Goal of this exemple¶
RBF regression is a simple method to fit a function to a set of data. The goal of this exemple is to show how to use the RBF regression in the rbfregression
package. the python package rbf-regression is available on gitlab.
To show how to use, we will use a synthetique data set. The data set is generated from a function with some noise. The goal is to fit a RBG regression model based on the data set.
The synthetique data to fit¶
The data aer generated from a "simple" function with some noise.
The function is:¶
$$ f(x) = \exp\left(-\left(\frac{x-50}{20}\right)^2\right)/2 + \frac{1}{150} \cdot x $$
The noise is a normal distribution with a standard deviation of $\sigma^2$ is added to the function.
The impementation of the function is:
import numpy as np
def function(x, s2 =.1):
y = np.exp(-((x-50)/20.)**2)/2 + 1/150.*x
y += s2 * np.random.randn(len(x))
return y
plot the data¶
Two set of points are created :
- the training set with noise
- the test set without noise that will be used to evaluate the ground function
# Noisy data for learning
X_l = np.arange(0, 150, 1.)
Y_l = function(X_l)
X_l = np.atleast_2d(X_l).T
# No noise function values
X_true = np.arange(0, 150, 1.)
Y_true = function(X_true, s2=0)
This tow sets are ploted in the figure below :
import matplotlib.pyplot as plt
%matplotlib ipympl
colors = ['pink', 'lightpink', 'hotpink', 'deeppink']
plt.figure()
plt.plot(X_true, Y_true, ':', color = colors[3], label ='no noise function')
plt.plot(X_l, Y_l, '.',color = colors[0], label ='noisy data for learning')
plt.xlabel('x')
plt.ylabel('y')
plt.grid()
plt.legend()
plt.show()
RBF kernel definition¶
the equation of the radial basis function kernel is given by: $$ k(x_i, x_j) = \exp\left(-\frac{d^2}{2 r^2}\right) $$ where $r$ is the kernel bandwidth, and $d$ is the euclidian distance between the two points $x_i$ and $x_j$.
def Gauss_kernel(d, radius):
radius *= 0.707
result = np.exp(-(d **2 ) / (2.0 * radius**2))
return result
The RBF kernel can be plotted for different values of $r$:
plt.figure()
d = np.linspace(0, 10, 100)
colors = ['pink', 'lightpink', 'hotpink', 'deeppink']
for radius, color in zip([0.5, 1, 5, 10], colors):
plt.plot(d, Gauss_kernel(d, radius), label='radius = {}'.format(radius), color=color)
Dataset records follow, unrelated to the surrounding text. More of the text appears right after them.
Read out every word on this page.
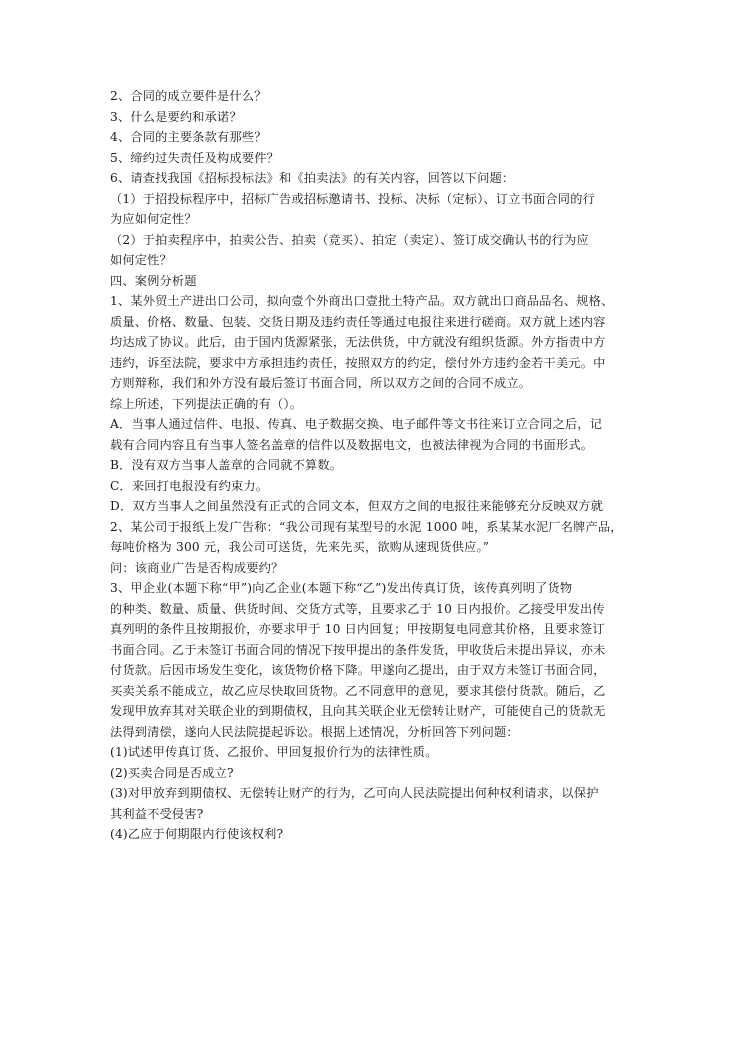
2、合同的成立要件是什么？
3、什么是要约和承诺？
4、合同的主要条款有那些？
5、缔约过失责任及构成要件？
6、请查找我国《招标投标法》和《拍卖法》的有关内容，回答以下问题：
（1）于招投标程序中，招标广告或招标邀请书、投标、决标（定标）、订立书面合同的行
为应如何定性？
（2）于拍卖程序中，拍卖公告、拍卖（竞买）、拍定（卖定）、签订成交确认书的行为应
如何定性？
四、案例分析题
1、某外贸土产进出口公司，拟向壹个外商出口壹批土特产品。双方就出口商品品名、规格、
质量、价格、数量、包装、交货日期及违约责任等通过电报往来进行磋商。双方就上述内容
均达成了协议。此后，由于国内货源紧张，无法供货，中方就没有组织货源。外方指责中方
违约，诉至法院，要求中方承担违约责任，按照双方的约定，偿付外方违约金若干美元。中
方则辩称，我们和外方没有最后签订书面合同，所以双方之间的合同不成立。
综上所述，下列提法正确的有（）。
A．当事人通过信件、电报、传真、电子数据交换、电子邮件等文书往来订立合同之后，记
载有合同内容且有当事人签名盖章的信件以及数据电文，也被法律视为合同的书面形式。
B．没有双方当事人盖章的合同就不算数。
C．来回打电报没有约束力。
D．双方当事人之间虽然没有正式的合同文本，但双方之间的电报往来能够充分反映双方就
2、某公司于报纸上发广告称：“我公司现有某型号的水泥 1000 吨，系某某水泥厂名牌产品，
每吨价格为 300 元，我公司可送货，先来先买，欲购从速现货供应。”
问：该商业广告是否构成要约？
3、甲企业(本题下称“甲”)向乙企业(本题下称“乙”)发出传真订货，该传真列明了货物
的种类、数量、质量、供货时间、交货方式等，且要求乙于 10 日内报价。乙接受甲发出传
真列明的条件且按期报价，亦要求甲于 10 日内回复；甲按期复电同意其价格，且要求签订
书面合同。乙于未签订书面合同的情况下按甲提出的条件发货，甲收货后未提出异议，亦未
付货款。后因市场发生变化，该货物价格下降。甲遂向乙提出，由于双方未签订书面合同，
买卖关系不能成立，故乙应尽快取回货物。乙不同意甲的意见，要求其偿付货款。随后，乙
发现甲放弃其对关联企业的到期债权，且向其关联企业无偿转让财产，可能使自己的货款无
法得到清偿，遂向人民法院提起诉讼。根据上述情况，分析回答下列问题：
(1)试述甲传真订货、乙报价、甲回复报价行为的法律性质。
(2)买卖合同是否成立?
(3)对甲放弃到期债权、无偿转让财产的行为，乙可向人民法院提出何种权利请求，以保护
其利益不受侵害?
(4)乙应于何期限内行使该权利?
plt.xlabel('distance $d$')
plt.ylabel('kernel value')
plt.grid()
plt.legend()
plt.show()
Fit the RBF regression¶
Once the RBF kernel is defined, the RBF regression can be fitted to the data set.
A set of $N$ key points is defined. This key point can be seen as control points. It means that the RBF regression model will be constructed using $N$ RBF kernels centered on the $N$ key points.
# Key points
X_k = np.linspace(10, 141, 8)
X_k = np.atleast_2d(X_k).T
Wa have defined :
- the learninf data set
- the RBF kernel
- the key points
Now we can fit the RBF regression model to the data set using the RBFRegression
class.
# import of the rbfregression module
import rbfregression.core as rbfreg
# Create the RegularizedRBF instance
RBF = rbfreg.RegularizedRBF(kernel=Gauss_kernel)
# Set the control points (key points)
RBF.set_key_points(X_k)
# Compute the fit
RBF.fit(X_l, Y_l, regularization=0.0, radius = 30)
Once the model is fitted, we can evaluate the model and plot the resulting fit :
# Eval the model at points
Y_s = RBF.eval(X_l)
Y_k = RBF.eval(X_k)
# Plot them all
plt.figure()
plt.plot(X_true, Y_true, ':',color = colors[3], label ='true function')
plt.plot(X_l, Y_l, '.',color = colors[0], label ='noisy data for learning')
plt.plot(X_l, Y_s, '-',color = colors[3], label ='RBF model')
plt.plot(X_k, Y_k, 'ok', label ='RBF model - control points')
plt.xlabel('x')
plt.ylabel('y')
plt.grid()
plt.legend()
plt.show()
Conclusion¶
This exemple shows how to fit the RBF regression model to a data set. The $r$ parameter of the BRF kernel is set by the user here, but it can be optimized using a cross validation method, or a the likelihood maximization method.
The RBF kernel used here is gaussien, but other kernels can be used as TPS (thin plate spline), or other.
The TPS kernel is defined by: $$ k(x_i, x_j) = \frac{(d/r)^2}{2} \log(d/r) $$ where $d$ is the euclidian distance between the two points $x_i$ and $x_j$, and $r$ is the kernel bandwidth.